Let $p_0,p_1,\ldots,p_n$ is polynomials in $P_n(\Bbb{F})$ such that $p_i(2)=0$ for every $i\in\{0,1,\ldots,n\}$. Prove that $p_0,p_1,\ldots,p_n$ is not linearly independent in $P_n(\Bbb{F})$.
I saw that $p_0(x)=0$ if we want $p_0(2)=0$, since one vector is zero vector ,then that vectors is linear dependent. What do you think about this proof?

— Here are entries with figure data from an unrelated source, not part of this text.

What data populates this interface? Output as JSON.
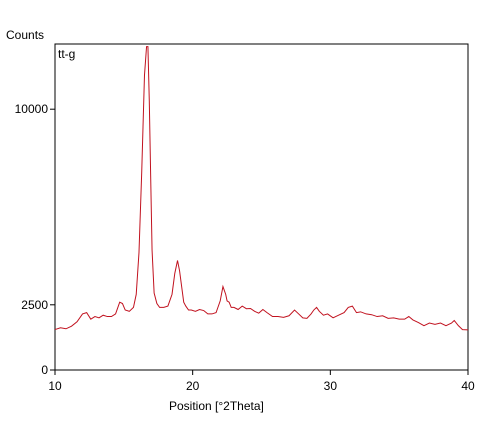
{
  "chart_data": {
    "type": "line",
    "ylabel": "Counts",
    "xlabel": "Position [°2Theta]",
    "series": [
      {
        "name": "tt-g",
        "x": [
          10.0,
          10.4,
          10.8,
          11.2,
          11.6,
          12.0,
          12.3,
          12.6,
          12.9,
          13.2,
          13.5,
          13.8,
          14.1,
          14.4,
          14.7,
          14.9,
          15.1,
          15.4,
          15.7,
          15.9,
          16.1,
          16.3,
          16.5,
          16.65,
          16.75,
          16.85,
          16.95,
          17.05,
          17.2,
          17.4,
          17.6,
          17.9,
          18.2,
          18.5,
          18.7,
          18.9,
          19.05,
          19.2,
          19.35,
          19.5,
          19.7,
          19.9,
          20.2,
          20.5,
          20.8,
          21.1,
          21.4,
          21.7,
          22.0,
          22.2,
          22.4,
          22.5,
          22.65,
          22.8,
          23.0,
          23.3,
          23.6,
          23.9,
          24.2,
          24.5,
          24.8,
          25.1,
          25.4,
          25.8,
          26.2,
          26.6,
          27.0,
          27.4,
          27.7,
          28.0,
          28.3,
          28.6,
          28.8,
          29.0,
          29.2,
          29.5,
          29.8,
          30.2,
          30.6,
          31.0,
          31.3,
          31.6,
          31.9,
          32.2,
          32.6,
          33.0,
          33.4,
          33.8,
          34.2,
          34.6,
          35.0,
          35.4,
          35.7,
          36.0,
          36.4,
          36.8,
          37.2,
          37.6,
          38.0,
          38.4,
          38.8,
          39.0,
          39.3,
          39.6,
          40.0
        ],
        "y": [
          1550,
          1620,
          1580,
          1680,
          1850,
          2150,
          2200,
          1950,
          2050,
          2000,
          2100,
          2050,
          2050,
          2150,
          2600,
          2550,
          2300,
          2250,
          2400,
          2900,
          4500,
          7600,
          11300,
          12400,
          12400,
          10300,
          7400,
          4600,
          2950,
          2550,
          2400,
          2400,
          2450,
          2900,
          3700,
          4200,
          3800,
          3200,
          2600,
          2450,
          2300,
          2300,
          2250,
          2320,
          2280,
          2150,
          2150,
          2200,
          2650,
          3200,
          2900,
          2650,
          2600,
          2400,
          2400,
          2320,
          2450,
          2350,
          2360,
          2250,
          2180,
          2320,
          2200,
          2050,
          2050,
          2020,
          2080,
          2300,
          2150,
          2000,
          1980,
          2150,
          2300,
          2400,
          2250,
          2100,
          2150,
          2000,
          2100,
          2200,
          2400,
          2450,
          2200,
          2230,
          2150,
          2120,
          2050,
          2080,
          1980,
          2000,
          1950,
          1950,
          2050,
          1920,
          1820,
          1700,
          1800,
          1750,
          1800,
          1700,
          1800,
          1900,
          1700,
          1550,
          1540
        ]
      }
    ],
    "color": "#c1121f",
    "xlim": [
      10,
      40
    ],
    "ylim": [
      0,
      12500
    ],
    "x_ticks": [
      10,
      20,
      30,
      40
    ],
    "y_ticks": [
      0,
      2500,
      10000
    ],
    "y_tick_labels": [
      "0",
      "2500",
      "10000"
    ],
    "grid": false,
    "legend": "top-left inside"
  }
}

For any $i \in \{0, \ldots, n\}$, since $p_i(2) = 0$ there exists $q_i \in P_{n-1}(\mathbb{F})$ such that $p_i(x) = (x-2)q_i(x)$.
We have $\dim P_{n-1}(\mathbb{F}) = n$ so the set $\{q_1, \ldots, q_n\} \subseteq P_{n-1}(\mathbb{F})$ is linearly dependent. Therefore, there exists scalars $\alpha_0, \ldots, \alpha_n \in \mathbb{F}$ not all equal to $0$ such that $\sum_{i=0}^n \alpha_i q_i(x) = 0$.
Then $$\sum_{i=0}^n \alpha_ip_i(x) = \sum_{i=0}^n \alpha_i (x-2)q_i(x) = (x-2) \left(\sum_{i=0}^n \alpha_i q_i(x)\right) = 0$$
so $\{p_0, \ldots, p_n\}$ is linearly dependent in $P_n(\mathbb{F})$.